Maryland has decided the state can no longer afford to investigate reports of child labor law violations.
The Employment Standards Service in the Division of Labor and Industry was abolished in two stages beginning in July, and nearly all of the 28 employees lost their jobs.
A recorded message at the state office refers callers to the federal Wage and Hour Division office.
"It's certainly increased our workload. Our telephone traffic has increased at least 25 percent since mid-October," said Travis Campbell of the U.S. Labor Department's Baltimore office, which enforces federal wage, hour and child labor laws. "We've tried to service the calls the best we can, but we have gained no more employees to handle it."
The federal Wage and Hour division cut its own nationwide staff by about 10 percent over the past year, as a result of budget restrictions.
Mr. Campbell said Delaware, Virginia, West Virginia and the District of Columbia maintain separate state enforcement programs.
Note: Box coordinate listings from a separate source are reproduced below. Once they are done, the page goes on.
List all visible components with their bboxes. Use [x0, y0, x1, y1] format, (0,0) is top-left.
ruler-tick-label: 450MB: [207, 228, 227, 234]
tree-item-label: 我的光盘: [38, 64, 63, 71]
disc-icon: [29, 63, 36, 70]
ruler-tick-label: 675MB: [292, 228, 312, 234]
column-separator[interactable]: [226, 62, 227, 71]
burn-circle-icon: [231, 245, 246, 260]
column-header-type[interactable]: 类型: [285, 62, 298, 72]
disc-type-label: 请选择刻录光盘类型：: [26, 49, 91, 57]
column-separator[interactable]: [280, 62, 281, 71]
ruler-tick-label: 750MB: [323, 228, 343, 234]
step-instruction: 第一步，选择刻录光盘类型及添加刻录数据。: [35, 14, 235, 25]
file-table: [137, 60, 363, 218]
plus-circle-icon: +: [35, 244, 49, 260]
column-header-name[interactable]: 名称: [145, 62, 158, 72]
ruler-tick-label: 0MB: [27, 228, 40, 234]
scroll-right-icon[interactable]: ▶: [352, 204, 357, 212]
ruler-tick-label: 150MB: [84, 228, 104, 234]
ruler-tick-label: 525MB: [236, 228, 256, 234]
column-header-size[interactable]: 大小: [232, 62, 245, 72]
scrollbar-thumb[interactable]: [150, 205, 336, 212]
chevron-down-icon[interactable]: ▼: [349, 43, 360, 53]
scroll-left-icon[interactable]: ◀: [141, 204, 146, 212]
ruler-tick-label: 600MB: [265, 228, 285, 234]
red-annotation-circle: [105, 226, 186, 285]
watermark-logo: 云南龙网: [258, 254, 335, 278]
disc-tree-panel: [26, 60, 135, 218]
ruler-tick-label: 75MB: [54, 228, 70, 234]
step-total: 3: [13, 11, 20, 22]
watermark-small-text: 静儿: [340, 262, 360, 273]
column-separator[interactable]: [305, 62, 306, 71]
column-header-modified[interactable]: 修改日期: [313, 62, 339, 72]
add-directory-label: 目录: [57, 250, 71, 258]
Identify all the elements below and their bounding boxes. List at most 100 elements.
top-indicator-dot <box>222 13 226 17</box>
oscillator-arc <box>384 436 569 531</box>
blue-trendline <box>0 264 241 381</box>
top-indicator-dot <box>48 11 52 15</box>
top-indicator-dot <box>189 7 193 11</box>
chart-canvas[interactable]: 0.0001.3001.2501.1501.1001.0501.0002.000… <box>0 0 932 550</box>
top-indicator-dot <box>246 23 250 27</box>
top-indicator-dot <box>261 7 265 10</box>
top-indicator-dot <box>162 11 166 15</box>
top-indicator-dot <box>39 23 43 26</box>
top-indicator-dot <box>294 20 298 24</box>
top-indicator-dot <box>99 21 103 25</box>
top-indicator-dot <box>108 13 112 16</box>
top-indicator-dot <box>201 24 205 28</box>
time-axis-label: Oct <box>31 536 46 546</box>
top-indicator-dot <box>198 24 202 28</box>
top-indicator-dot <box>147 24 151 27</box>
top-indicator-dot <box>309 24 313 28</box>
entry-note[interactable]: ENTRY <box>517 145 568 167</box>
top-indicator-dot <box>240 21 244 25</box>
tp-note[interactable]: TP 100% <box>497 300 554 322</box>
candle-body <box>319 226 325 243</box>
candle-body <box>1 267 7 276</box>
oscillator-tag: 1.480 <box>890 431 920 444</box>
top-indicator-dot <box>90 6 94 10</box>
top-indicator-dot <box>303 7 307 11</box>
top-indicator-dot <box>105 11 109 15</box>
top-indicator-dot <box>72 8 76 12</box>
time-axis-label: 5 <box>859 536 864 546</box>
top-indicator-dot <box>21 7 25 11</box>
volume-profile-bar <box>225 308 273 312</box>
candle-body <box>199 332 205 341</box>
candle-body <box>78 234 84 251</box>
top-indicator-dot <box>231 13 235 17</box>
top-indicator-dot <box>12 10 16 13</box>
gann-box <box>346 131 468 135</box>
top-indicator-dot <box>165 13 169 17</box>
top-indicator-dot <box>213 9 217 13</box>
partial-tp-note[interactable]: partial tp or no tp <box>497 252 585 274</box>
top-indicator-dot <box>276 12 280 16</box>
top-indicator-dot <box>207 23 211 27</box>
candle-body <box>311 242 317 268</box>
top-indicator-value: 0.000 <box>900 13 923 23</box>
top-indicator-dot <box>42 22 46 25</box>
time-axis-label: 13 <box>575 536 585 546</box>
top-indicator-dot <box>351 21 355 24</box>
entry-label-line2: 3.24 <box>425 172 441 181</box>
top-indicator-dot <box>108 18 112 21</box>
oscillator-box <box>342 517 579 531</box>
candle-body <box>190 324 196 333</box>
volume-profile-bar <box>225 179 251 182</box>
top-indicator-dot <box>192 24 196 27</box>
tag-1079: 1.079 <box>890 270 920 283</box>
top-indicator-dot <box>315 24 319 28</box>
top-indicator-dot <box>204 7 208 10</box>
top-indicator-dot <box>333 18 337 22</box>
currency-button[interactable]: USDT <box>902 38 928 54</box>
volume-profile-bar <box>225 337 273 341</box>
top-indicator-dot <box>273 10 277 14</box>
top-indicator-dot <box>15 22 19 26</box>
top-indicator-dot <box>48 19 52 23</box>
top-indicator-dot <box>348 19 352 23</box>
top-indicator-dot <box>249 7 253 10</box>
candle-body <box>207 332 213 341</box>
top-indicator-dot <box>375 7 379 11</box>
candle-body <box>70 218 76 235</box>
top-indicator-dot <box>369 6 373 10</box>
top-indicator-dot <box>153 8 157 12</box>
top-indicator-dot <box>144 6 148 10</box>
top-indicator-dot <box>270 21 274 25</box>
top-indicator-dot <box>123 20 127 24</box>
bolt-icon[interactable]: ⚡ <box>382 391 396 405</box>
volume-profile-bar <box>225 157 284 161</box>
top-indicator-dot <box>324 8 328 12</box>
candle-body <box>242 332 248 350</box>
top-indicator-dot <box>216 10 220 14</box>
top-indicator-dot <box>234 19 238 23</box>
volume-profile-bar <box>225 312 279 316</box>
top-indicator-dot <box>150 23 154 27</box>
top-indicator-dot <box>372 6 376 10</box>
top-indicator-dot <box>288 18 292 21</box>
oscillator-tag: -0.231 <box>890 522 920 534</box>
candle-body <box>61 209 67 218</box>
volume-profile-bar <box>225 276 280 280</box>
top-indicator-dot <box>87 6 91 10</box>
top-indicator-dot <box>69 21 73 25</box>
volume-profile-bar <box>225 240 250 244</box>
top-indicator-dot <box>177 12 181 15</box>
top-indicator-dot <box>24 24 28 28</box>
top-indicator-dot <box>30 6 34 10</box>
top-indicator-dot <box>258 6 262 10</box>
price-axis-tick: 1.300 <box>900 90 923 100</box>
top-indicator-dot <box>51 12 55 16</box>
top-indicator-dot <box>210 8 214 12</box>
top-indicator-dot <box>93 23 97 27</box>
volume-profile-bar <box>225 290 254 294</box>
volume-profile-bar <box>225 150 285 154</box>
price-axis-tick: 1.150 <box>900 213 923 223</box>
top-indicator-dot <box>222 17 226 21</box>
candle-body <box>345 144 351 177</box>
Henry Koellein Jr., state commissioner of labor and industry, said the decision to abolish the agency was "a matter of plain economics."
The unit did not bring in revenues for the state (although it collected more than $1 million a year for workers who were due wages) and the federal laws covered many of the same areas, he said.
Maryland and the federal agency avoided overlap of investigations, Mr. Campbell noted.
Last year, the state agency reported child labor violations involving 172 employers and 488 minors, about the same level of activity as in 1989.
Unlike the federal government, the state cannot fine employers but must take them to court.